By David Schardt, “Want to lose weight? Then run, don’t walk,” is advice you often hear.
But is that good advice?
People who choose to run may be different—they may be more physically fit, for example—than people who choose to walk.
To avoid the pitfalls of lifestyle differences in a comparison of walking with running, Cris Slentz and his colleagues at the Duke University School of Medicine in North Carolina recruited 120 overweight or obese middle-aged men and women. They randomly assigned them to one of three exercise programs or to a non-exercising control group.
The exercisers worked out on treadmills, cycles, or elliptical trainers at an intensity equal to either walking or jogging. All were told not to change what they ate.
the study results
After six months, those who exercised the equivalent of walking 11 miles a week had lost the same amount of weight—about three pounds—as those who exercised the equivalent of jogging 11 miles a week.
The big difference between the two groups: it took the “walkers” three hours a week to lose that weight, while the “joggers” needed only two hours.
“It takes longer to burn the same amount of calories when you’re doing moderate-intensity activity like walking instead of running or other vigorous exercise,” explains Slentz.
“Intensity doesn’t have a significant effect on weight loss or fat loss,” he adds. What matters is the total number of calories you burn and that’s a matter of how hard you exercise for how long.
who lost the most weight
Not surprisingly, the third group in the study, which did the equivalent of jogging 17 miles per week—it took them three hours—lost the most weight: eight pounds over the six months. Of course, they burned the most calories.

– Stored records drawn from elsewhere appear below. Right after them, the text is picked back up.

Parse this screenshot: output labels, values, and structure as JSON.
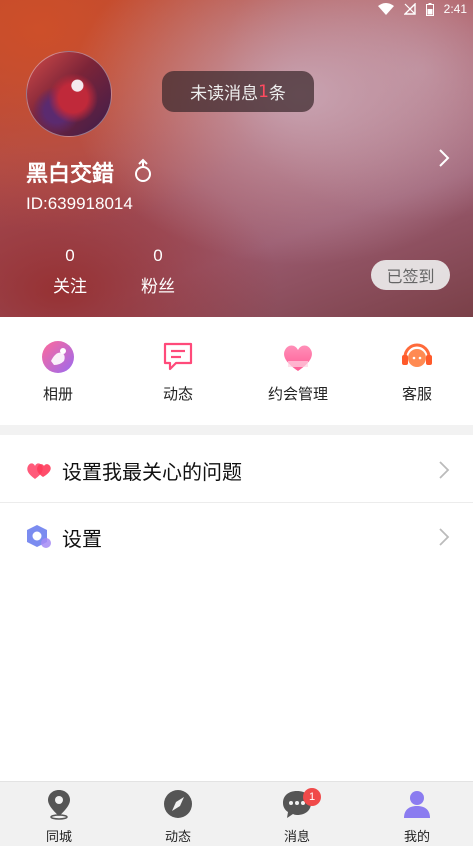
{
  "status_bar": {
    "time": "2:41"
  },
  "header": {
    "unread_prefix": "未读消息",
    "unread_count": "1",
    "unread_suffix": "条",
    "username": "黑白交錯",
    "user_id": "ID:639918014",
    "stats": [
      {
        "value": "0",
        "label": "关注"
      },
      {
        "value": "0",
        "label": "粉丝"
      }
    ],
    "signin_label": "已签到"
  },
  "shortcuts": [
    {
      "label": "相册",
      "icon": "album-icon"
    },
    {
      "label": "动态",
      "icon": "feed-icon"
    },
    {
      "label": "约会管理",
      "icon": "date-heart-icon"
    },
    {
      "label": "客服",
      "icon": "customer-service-icon"
    }
  ],
  "menu": [
    {
      "label": "设置我最关心的问题",
      "icon": "hearts-icon"
    },
    {
      "label": "设置",
      "icon": "settings-hex-icon"
    }
  ],
  "bottom_nav": [
    {
      "label": "同城",
      "icon": "location-pin-icon"
    },
    {
      "label": "动态",
      "icon": "compass-icon"
    },
    {
      "label": "消息",
      "icon": "chat-bubble-icon",
      "badge": "1"
    },
    {
      "label": "我的",
      "icon": "user-icon",
      "active": true
    }
  ],
  "colors": {
    "accent_pink": "#ff4a7a",
    "active_nav": "#8b7cf0",
    "badge_red": "#f04a4a"
  }
}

But many middle-aged and older people won’t—or can’t—do vigorous exercise.
“If you’re lean and you can go jogging and not hurt yourself, that’s what you should do,” says Slentz. “But moderate-intensity exercise is also probably pretty darn good for you. And at the end of the day, if people like to walk, they’re more likely to walk than they are to run.”
It’s just that most people don’t do enough of the walking. “Instead of 30 minutes a day, five days a week, it would be better to do 45 minutes, seven days a week,” says Slentz.
That’s mostly for managing your weight. “While exercise can cause some modest weight loss,” says Slentz, “you can lose more by dieting.”
cardiovascular fitness is something else
For your heart and your circulation, vigorous is better than moderate-intensity exercise.
Robert Ross, an exercise physiologist at Queens University in Kingston, Ontario, showed that with a recent study.
“We had people walk four or five days a week for six months,” says Ross. They were about 50 years old, sedentary, and overweight or obese with big waistlines. “In other words, these were 300 typical middle-aged North American adults.”
The researchers randomly divided the participants into four equal groups. Two of the groups did slow, purposeful walks on a treadmill, with one group walking for 30 minutes a session and the other 60 minutes. This compared the benefits of a longer versus a shorter bout of moderate exercise.
A third group walked briskly for 40 minutes four or five times a week. This compared brisk versus moderate walking. A fourth group did no exercise for comparison.
All four groups ate a balanced, healthful diet under the guidance of dietitians. They weren’t reducing their caloric intake, but they weren’t increasing it, either.
who did the best in this study
While all three exercising groups improved their fitness, those walking at a moderate intensity improved their fitness more if they walked 60 minutes than if they walked 30 minutes.
“And the gold star went to the group that did the higher-intensity walking,” notes Ross. “Their increase in cardio-respiratory fitness was really outstanding.”
The results of this study are encouraging, Ross says, because it suggests that people have options in deciding the best way for them to exercise. “If someone wants to walk a little longer and slower, or someone wants to walk faster for a shorter time, it’s win-win because they can improve their fitness and waistline with either one.”
But if they increase the amount of walking or the intensity, they’ll see even more improvement in fitness, he says.
“Our participants were also pleased that they could increase the intensity of their exercise by simply raising the incline of the treadmill by one percent or two percent,” Ross notes. “That’s an amount that is hardly perceptible, but it makes a big difference.”